— Я желаю счастья вам и Тобайесу. Это очень важно для вас — быть счастливыми, идти к той чистой, совершенной радости, о которой я когда-то говорил вам…
— О, я хочу простого счастья! — воскликнула я. — Быть счастливой как все, как люди вокруг… о, вы должны понять меня… как первый встречный, как любой прохожий на улице…
— Как люди вокруг… как люди, — эхом отозвался он и замолчал. Казалось, слово это чем-то его озадачило, потому что он повторил его.
Внезапно встрепенувшись, он откланялся и ушел.
На секунду я даже прислонилась к дверному косяку, давая улечься непонятному волнению. Потом направилась в заднюю гостиную к Тобайесу.
— Господи, — воскликнул он, — о чем можно было так долго разговаривать?
— О тебе, — со смехом отвечала я, — и ни о ком другом, милый! Бедняга Сет хочет удостовериться, что ты счастлив. А ты и вправду счастлив, милый? — Я подошла к нему пританцовывая и, чуть приподняв подол кончиками пальцев, пропела: — Ты счастлив, милый, счастлив, милый, счастлив, милый, счастлив? — После чего увидела, как лицо Тобайеса расплылось в этой его изумительной, неподражаемой улыбке. Он протянул ко мне руки, и сердце мое рванулось к нему, подпрыгнув самым натуральным образом.
О, зачем только понадобилось внешнему миру вторгнуться в нашу жизнь!

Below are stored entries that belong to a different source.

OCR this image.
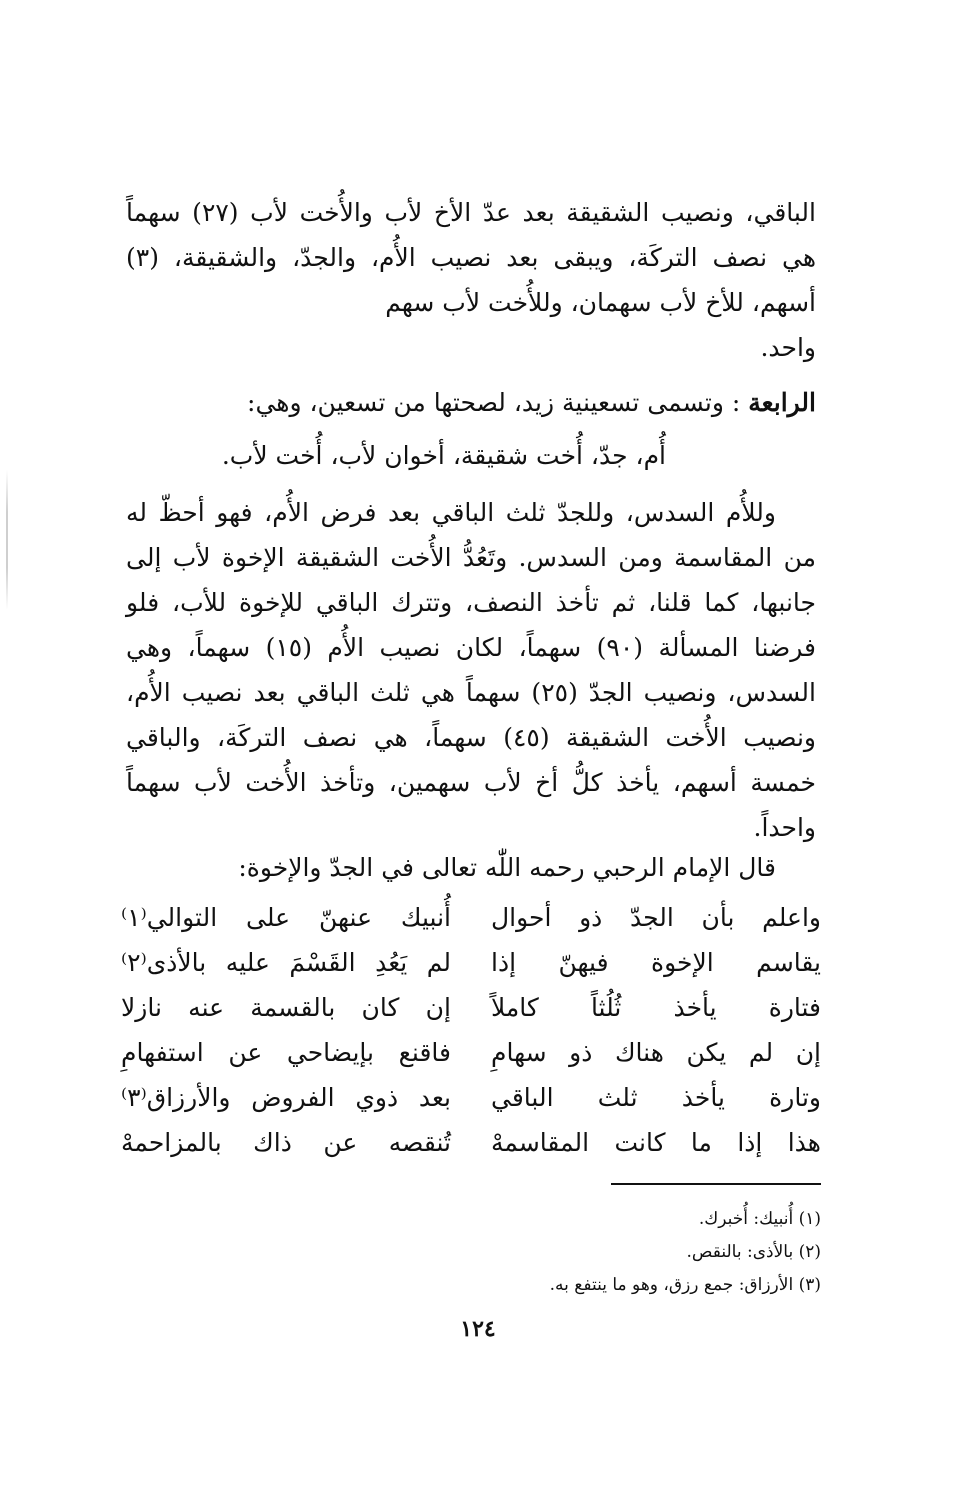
الباقي، ونصيب الشقيقة بعد عدّ الأخ لأب والأُخت لأب (٢٧) سهماً هي نصف التركَة، ويبقى بعد نصيب الأُم، والجدّ، والشقيقة، (٣) أسهم، للأخ لأب سهمان، وللأُخت لأب سهم
واحد.
الرابعة : وتسمى تسعينية زيد، لصحتها من تسعين، وهي:
أُم، جدّ، أُخت شقيقة، أخوان لأب، أُخت لأب.
وللأُم السدس، وللجدّ ثلث الباقي بعد فرض الأُم، فهو أحظّ له من المقاسمة ومن السدس. وتَعُدُّ الأُخت الشقيقة الإخوة لأب إلى جانبها، كما قلنا، ثم تأخذ النصف، وتترك الباقي للإخوة للأب، فلو فرضنا المسألة (٩٠) سهماً، لكان نصيب الأُم (١٥) سهماً، وهي السدس، ونصيب الجدّ (٢٥) سهماً هي ثلث الباقي بعد نصيب الأُم، ونصيب الأُخت الشقيقة (٤٥) سهماً، هي نصف التركَة، والباقي خمسة أسهم، يأخذ كلُّ أخ لأب سهمين، وتأخذ الأُخت لأب سهماً واحداً.
قال الإمام الرحبي رحمه اللّٰه تعالى في الجدّ والإخوة:
واعلم بأن الجدّ ذو أحوال
أُنبيك عنهنّ على التوالي⁽١⁾
يقاسم الإخوة فيهنّ إذا
لم يَعُدِ القَسْمَ عليه بالأذى⁽٢⁾
فتارة يأخذ ثُلُثاً كاملاً
إن كان بالقسمة عنه نازلا
إن لم يكن هناك ذو سهامِ
فاقنع بإيضاحي عن استفهامِ
وتارة يأخذ ثلث الباقي
بعد ذوي الفروض والأرزاق⁽٣⁾
هذا إذا ما كانت المقاسمهْ
تُنقصه عن ذاك بالمزاحمهْ
(١) أُنبيك: أُخبرك.
(٢) بالأذى: بالنقص.
(٣) الأرزاق: جمع رزق، وهو ما ينتفع به.
١٢٤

Но мир этот был тут как тут, вползал незаметно, как сквозняк в дверную щель, гнездился по углам, как пух, вламывался, как слон в посудную лавку, — все эти люди, речи, бумаги и письма, письма от друзей по Кембриджу, споривших, дававших советы, письма из Личфилда от отца Тобайеса, старинного приятеля Эмерсона, фабриканта, помогавшего деньгами и оружием истекавшему кровью Канзасу, банкира, знатока греческого, прогрессивного предпринимателя и реформатора труда на своих фабриках, верившего в Христа как в идеал человека, бесстрашного яхтсмена, чье красивое немолодое лицо я видела на портрете: лоб ученого, глубоко посаженные глаза с морщинками по углам от ветра и непогоды, нос — дерзкий и острый, как сабля пирата, решительность выдвинутого вперед подбородка чуть смягчают бакенбарды — лицо сына без ослепительной красоты его, камень, из которого высечена была эта красота; сын показал мне его портрет со словами: «Вот, это отец», а потом добавил: «Тебе надо познакомиться с ним. Он, можно сказать, человек образцовый».
Письма от отца приходили каждую неделю — толстые, исписанные черными чернилами, твердым решительным почерком, так же решительно судящие обо всем на свете:
«…как мне представляется, против твоей идеи постепенного и ограниченного введения избирательного права можно выставить один довод с точки зрения свободных негров. Ты прав, когда говоришь, что судьба Республики зависит от просвещенности электората и о просвещении его надо заботиться. К просвещению способен всякий, иначе зачем бы Господу посылать к нам в мир человека во всех отношениях совершенного в качестве недосягаемого образца, к которому мы тем не менее должны стремиться?
Тобайес прочел мне это письмо, как читал мне и каждое из отцовских писем, и когда он читал, я заметила морщинки в форме буквы «V», появившиеся у него между бровей, морщинки, всегда свидетельствующие о том, что его что-то тревожит. Так или иначе, но письмо он отложил в сторону, не дочитав до конца.
Но однажды он вернулся к этому письму, подойдя к письменному столу и вытащив его из ящика, когда у нас были гости, в том числе полковник Мортон с мисс Айдел, и спор разгорелся не на шутку.
Полковник Мортон защищал ограниченное избирательное право.
— Большее пока невозможно, — твердил он, — особенно в ситуации, когда половина северных штатов не дает им права голоса!
— Да, — сказал Сет, — но Север достаточно добродетелен, чтобы самостоятельно провести реформы; здесь же, — он обвел вокруг себя руками, держа их ладонями вниз, — добродетель следует прививать насильно.